Winds have moderated and Young Endeavour (Australia) has extended her lead on the water to 20 miles ahead of Tecla (Netherlands), and Spirit of New Zealand (New Zealand) is to the north but just four miles lying in third place. 

On corrected times (handicap) the current placings are:
 
1st Tecla
2nd Young Endeavour
3rd Europa
 
Paul Bishop, Race Director, Sail Training International said, “The racing has been very close.  But with lighter winds forecast for tomorrow and a high pressure developing over the fleet, placings may well change. 

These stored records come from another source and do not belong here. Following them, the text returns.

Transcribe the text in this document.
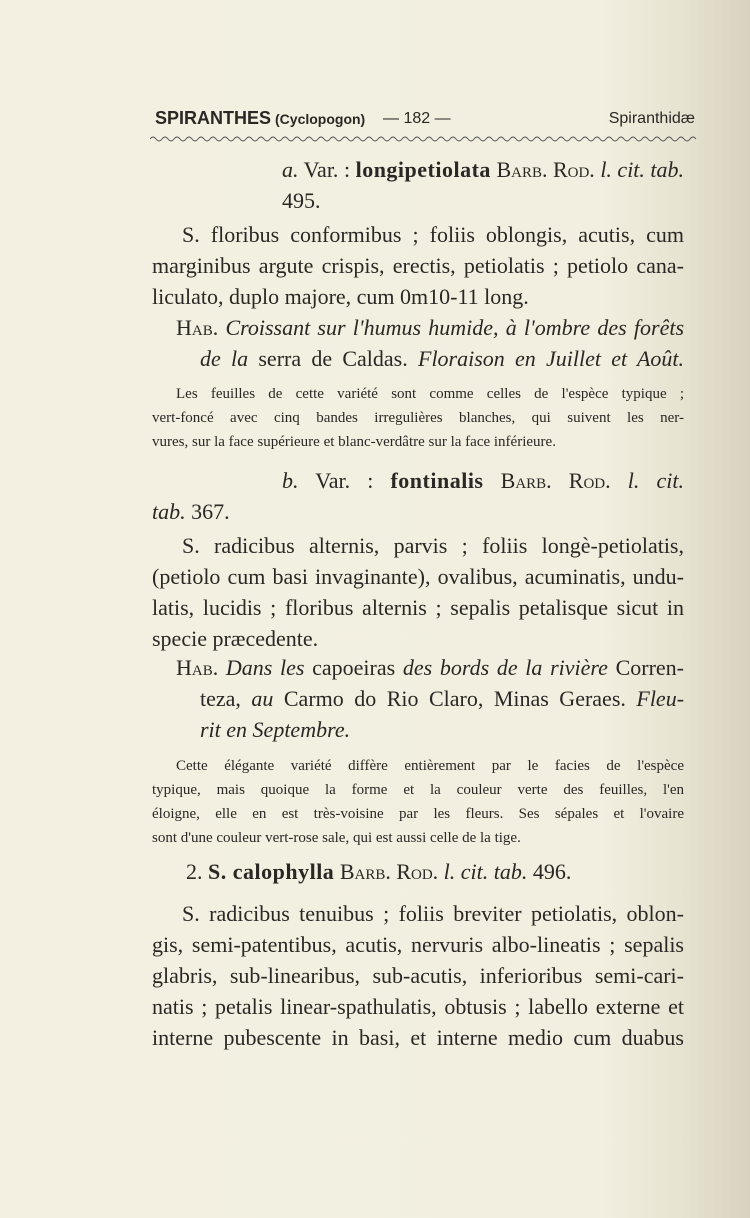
SPIRANTHES (Cyclopogon) — 182 —	Spiranthidæ

a. Var. : longipetiolata Barb. Rod. l. cit. tab. 495.

S. floribus conformibus ; foliis oblongis, acutis, cum
marginibus argute crispis, erectis, petiolatis ; petiolo cana-
liculato, duplo majore, cum 0m10-11 long.
Hab. Croissant sur l'humus humide, à l'ombre des forêts
de la serra de Caldas. Floraison en Juillet et Août.
Les feuilles de cette variété sont comme celles de l'espèce typique ;
vert-foncé avec cinq bandes irregulières blanches, qui suivent les ner-
vures, sur la face supérieure et blanc-verdâtre sur la face inférieure.
b. Var. : fontinalis Barb. Rod. l. cit.
tab. 367.
S. radicibus alternis, parvis ; foliis longè-petiolatis,
(petiolo cum basi invaginante), ovalibus, acuminatis, undu-
latis, lucidis ; floribus alternis ; sepalis petalisque sicut in
specie præcedente.
Hab. Dans les capoeiras des bords de la rivière Corren-
teza, au Carmo do Rio Claro, Minas Geraes. Fleu-
rit en Septembre.
Cette élégante variété diffère entièrement par le facies de l'espèce
typique, mais quoique la forme et la couleur verte des feuilles, l'en
éloigne, elle en est très-voisine par les fleurs. Ses sépales et l'ovaire
sont d'une couleur vert-rose sale, qui est aussi celle de la tige.
2. S. calophylla Barb. Rod. l. cit. tab. 496.
S. radicibus tenuibus ; foliis breviter petiolatis, oblon-
gis, semi-patentibus, acutis, nervuris albo-lineatis ; sepalis
glabris, sub-linearibus, sub-acutis, inferioribus semi-cari-
natis ; petalis linear-spathulatis, obtusis ; labello externe et
interne pubescente in basi, et interne medio cum duabus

“Our Tall Ship Captains and Navigators will have been busy plotting their strategies and it will be interesting to see if Spirit of New Zealand’s more northerly route will begin to pay off over the next 24 hours, or whether her rival Young Endeavour will benefit from her more southerly course.”

Follow the fleet
All racing ships have individual satellite transponders so their ‘live positions’ can be followed here as the race unfolds.

Race results
Keep up to date with the latest race results here. 

Meet the crews
Watch video interviews with the crews as they prepared to race here 

- ends -

For more information contact Sally Titmus, Communications and Marketing Manager, Sail Training International, Charles House, Gosport Marina, Mumby Road, Gosport, Hampshire, UK  PO12 1AH  

Tel: +44 (0) 23 9258 6367   Email: sally.titmus@sailtraininginternational.org

Editor’s notes:

What is sail training?
Sail Training is an adventure activity, which includes far more than sailing instruction. Participants are required to confront demanding challenges, both physical and emotional. It is an activity that inspires self-confidence and personal responsibility. It promotes an acceptance of others, whatever their social or cultural backgrounds, and develops a willingness to take controlled risks. Those who undertake Sail Training on Tall Ships generally find it a positive life-changing experience.

A two-minute film can be seen here.

About Sail Training International (STI)
STI is the international voice of Sail Training, a registered charity (not-for-profit organisation), which has worldwide membership and activities. Its purpose is the development and education of young people through the Sail Training experience, regardless of nationality, culture, religion, gender or social background. It organises the annual Tall Ship Races and other international Tall Ship sailing events. STI members are 29 national Sail Training organisations around the world and STI’s head office is in Gosport, Hampshire, UK.

The organisation was nominated for the Nobel Peace Prize 2007 for its work in promoting international understanding and friendship.